Friday, January 2, 2015

New Year's Resolution: Save More Money

You think don't have enough money, yet I want you to save more? Yes. Here's how. We all have a tendency to forget about the money we don't see directly in front of us. Our paychecks typically deduct for a wide variety of taxes and insurance, and once the shock of how little we get to take home wears off, we simply do not pay attention to whatever comes off the top. If we add an automatic deduction directly to a savings account, we won't notice it.  

Retirement savings should go directly into your 401k. Do this first, before you work on the other savings. You will grow old someday, if all goes well. When that happens, either you won't want to work anymore, or you won't be in good enough health to work. Your future self will be very grateful you saved to make all those years of being a geezer more bearable. Max out your contributions at work first, because the dollar amount you can put in a 401(k) is significantly larger than the maximum you're allowed to contribute to a regular IRA or Roth IRA—almost four times as much, in fact. Only the SEP-IRA, meant for business owners and self-employed sole proprietors who earn a profit, has a feature that allows individuals to pile up significant retirement cash. Of course you're not looking forward to growing old. You're sure it'll never happen to you. Save for retirement anyway.

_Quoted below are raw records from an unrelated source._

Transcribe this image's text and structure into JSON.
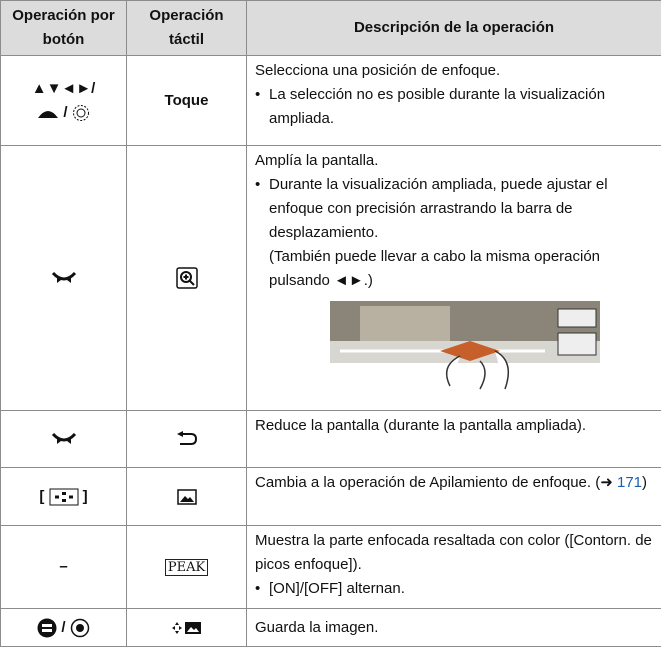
{
  "table": {
    "header": [
      "Operación por botón",
      "Operación táctil",
      "Descripción de la operación"
    ],
    "rows": [
      {
        "button": [
          "▲▼◄►/",
          "/"
        ],
        "touch": "Toque",
        "description": {
          "text": "Selecciona una posición de enfoque.",
          "bullets": [
            "La selección no es posible durante la visualización ampliada."
          ]
        }
      },
      {
        "description": {
          "text": "Amplía la pantalla.",
          "bullets": [
            "Durante la visualización ampliada, puede ajustar el enfoque con precisión arrastrando la barra de desplazamiento."
          ],
          "note": "(También puede llevar a cabo la misma operación pulsando ◄►.)"
        }
      },
      {
        "description": {
          "text": "Reduce la pantalla (durante la pantalla ampliada)."
        }
      },
      {
        "button": [
          "[",
          "]"
        ],
        "description": {
          "text": "Cambia a la operación de Apilamiento de enfoque.",
          "ref_open": "(➜",
          "ref": "171",
          "ref_close": ")"
        }
      },
      {
        "button": [
          "–"
        ],
        "touch": "PEAK",
        "description": {
          "text": "Muestra la parte enfocada resaltada con color ([Contorn. de picos enfoque]).",
          "bullets": [
            "[ON]/[OFF] alternan."
          ]
        }
      },
      {
        "button": [
          "/"
        ],
        "description": {
          "text": "Guarda la imagen."
        }
      }
    ]
  }
}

Having set up retirement savings on automatic, it's now time to organize the other savings accounts. Some employers offer the option of making a direct deposit to a savings account as well as a checking account, which makes the automatic savings very easy. If yours doesn't, see if your bank will set up an automatic withdrawal from your checking to your savings. There's also the method of treating regular savings like the first bill you pay once you receive your paycheck, and writing that check to savings, or transferring the money from one bank to another, before you pay for anything else.

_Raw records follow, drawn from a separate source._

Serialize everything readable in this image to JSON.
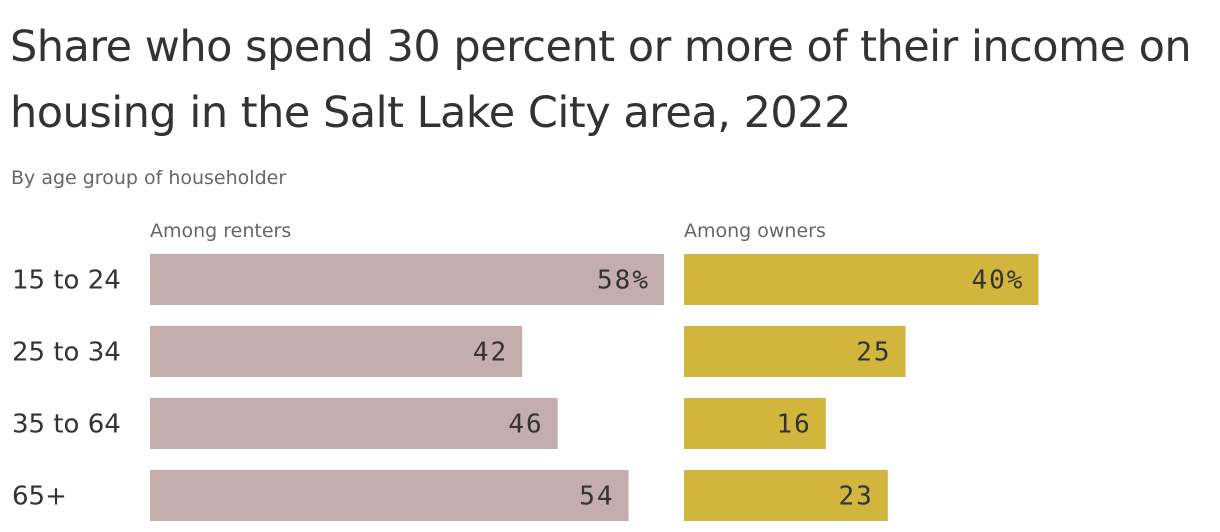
{
  "header": {
    "title": "Share who spend 30 percent or more of their income on housing in the Salt Lake City area, 2022",
    "subtitle": "By age group of householder"
  },
  "chart_data": {
    "type": "bar",
    "orientation": "horizontal",
    "title": "Share who spend 30 percent or more of their income on housing in the Salt Lake City area, 2022",
    "subtitle": "By age group of householder",
    "categories": [
      "15 to 24",
      "25 to 34",
      "35 to 64",
      "65+"
    ],
    "series": [
      {
        "name": "Among renters",
        "values": [
          58,
          42,
          46,
          54
        ],
        "color": "#c4adad"
      },
      {
        "name": "Among owners",
        "values": [
          40,
          25,
          16,
          23
        ],
        "color": "#d1b53c"
      }
    ],
    "value_suffix_first": "%",
    "xlim": [
      0,
      58
    ],
    "grid": false,
    "legend": "panel-titles"
  }
}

How hard is it to save a little more money? If you eat out four times a week as The Simple Dollar and other sources say is average, you're spending around $230 a month on commercially prepared meals.
If all you do is save the equivalent of one night out, $25 for two people (and find something fun to do that night that does not involve spending money, so you don't feel deprived) you will have approximately $100 extra for savings per month. At this time of New Year's resolutions, I've already seen a lot of people resolving to eat out less. Make the goal specific by signing up for automatic savings in the amount you intend to save per week, and you're done.

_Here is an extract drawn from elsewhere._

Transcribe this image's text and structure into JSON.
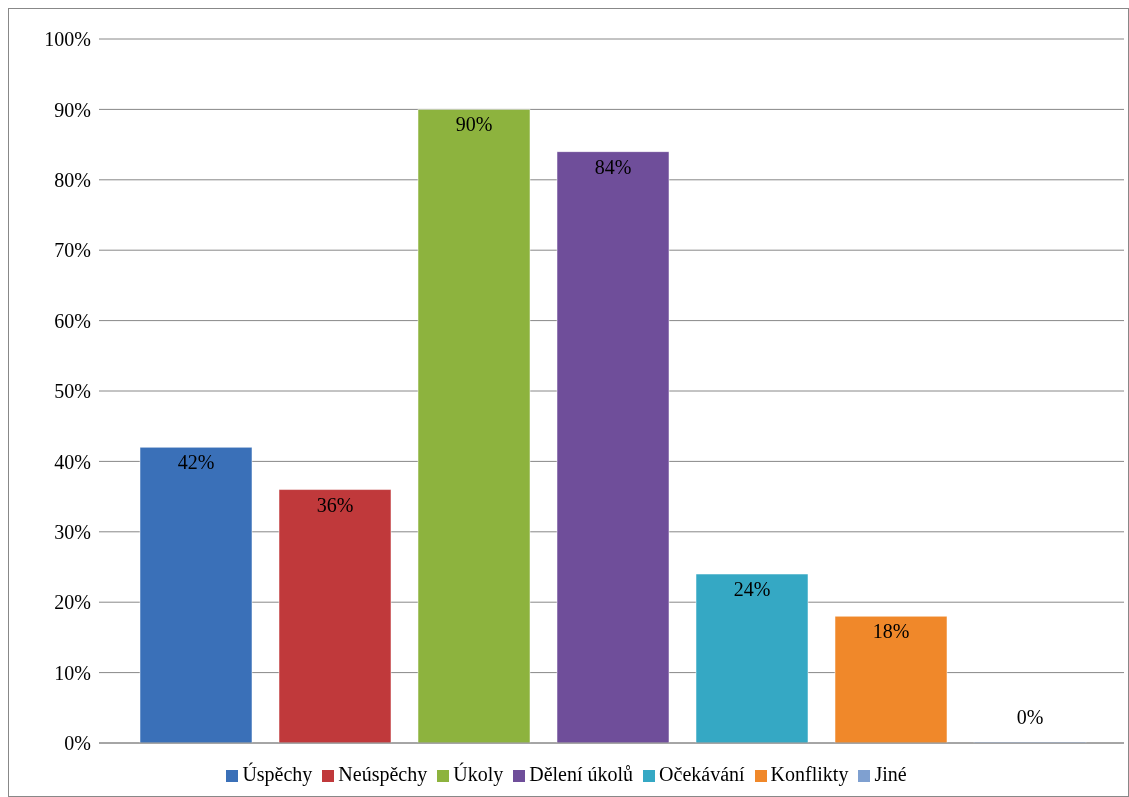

Once money has gone to a savings account, it should be subdivided and transferred into other savings accounts. Here's the rundown of what you need:
1. Rainy day savings of eight to ten months of living expenses. Do I have to tell you why this is a really, really good idea? Have you forgotten 2008 already? Build up this savings account as fast as you can.
2. Savings for large purchases, usually a car. Unless you live a strictly urban life, you need a car to get to work, to shop, to socialize, and more. Cars fall apart and have to be replaced. The moment your monthly payment ends on your current car, you should divert the same dollar figure (okay, rounded to an even number) to a savings account for the next vehicle. You can divert less if you imagine that the next car you buy will costs thousands of dollars less. Not likely, is it? If you're still paying on a vehicle, put a few token dollars into the fund for the next one, anyway. Your refrigerator might break down.    
3. Savings for vacations, toys, life's pleasures, etc. Everyone should have some savings that are not allocated to the business of life. Each person in a relationship should have a separate savings account, even if you funnel the regular paycheck deposits into a joint checking account. If I want to give my spouse a present, I don't want to do it through a joint account. It spoils the fun.

At first, the dollar amounts that go into your savings accounts may not amount to much. Be patient. Increase the amounts as you can. Getting into the habit of saving regularly is more important than the immediate total. You'll have more confidence to face life's ups and downs when you know you have savings.